Hoskyns, who lived in Woodstock for a period of time did an extensive amount of research which is documented in the book. From what I can tell, he only gets a couple of things wrong. For whatever reason he seems to think Van Morrison didn’t produce Moondance when it says “produced by Van Morrison” right on the cover. This is brought up while talking about the follow up to Moondance, the not-as-good His Band And Street Choir. I got to meet and know Van Morrison a little bit during the time he lived in Woodstock, and happened to be around when Moondance came out and heard him talk about how he produced and mix the album.

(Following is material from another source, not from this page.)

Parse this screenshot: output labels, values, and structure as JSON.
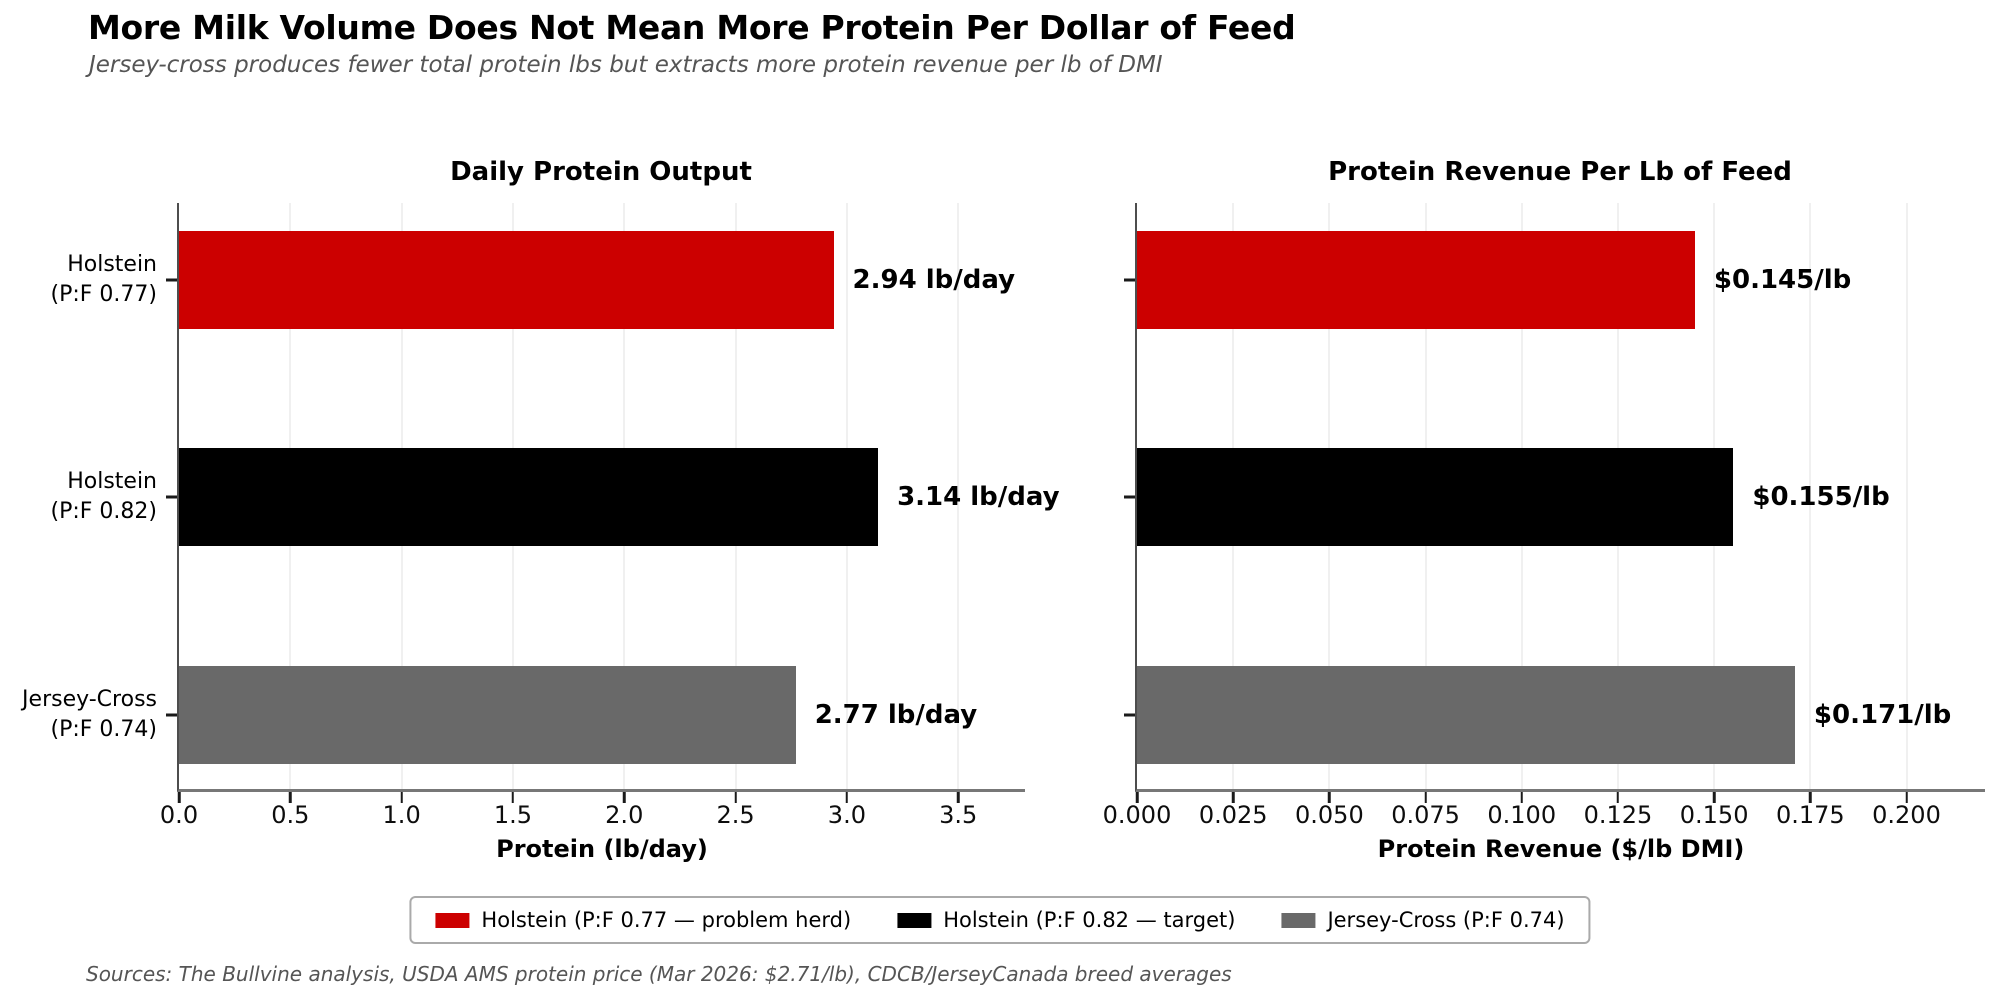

As to other things in the book, apparently Hoskyns has touched a nerve some people didn’t want touched. But I made a conscious decision to write this review first and then find out what might not be true amidst the gossip.
Van Morrison and Bob Dylan got out before things got really bad. Some people stayed anyway.
Grossman lost Dylan primarily over publishing, resulting in lawsuits that went on for years. Grossman lost interest in managing after Janis Joplin died, and left it up to partners and others. He was more interested in his studio or was it his restaurant or was it his café? He was continually starting new projects before finishing old ones, and never knew how to run a record company and left the studio up to others. Grossman died of a heart attack en route to London on a Concorde. Some say Woodstock was never the same.
Ultimately Woodstock was a place where a certain kind of hipness ruled and if you weren’t drunk and screwing someone else’s wife, you weren’t cool. Small Town Talk is loaded with legendary stories of rock and roll, some funny, some crazy, but ultimately quite sad and depressing. While cocaine played a big factor, the main culprit is heroin. It’s not fun to find your musical heroes doing things you wish they weren’t doing, but all three singers of The Band were junkies and so were a lot of other people.
Does Hoskyns capture some of the Woodstock I experienced? Quite a bit of it. And there’s quite a few stories I didn’t know. Once the people I knew were no longer living in Woodstock, I didn’t go back for more than 20 years. When I did, I was kind of amazed to see there were still hippies hanging out on the green in the center of town.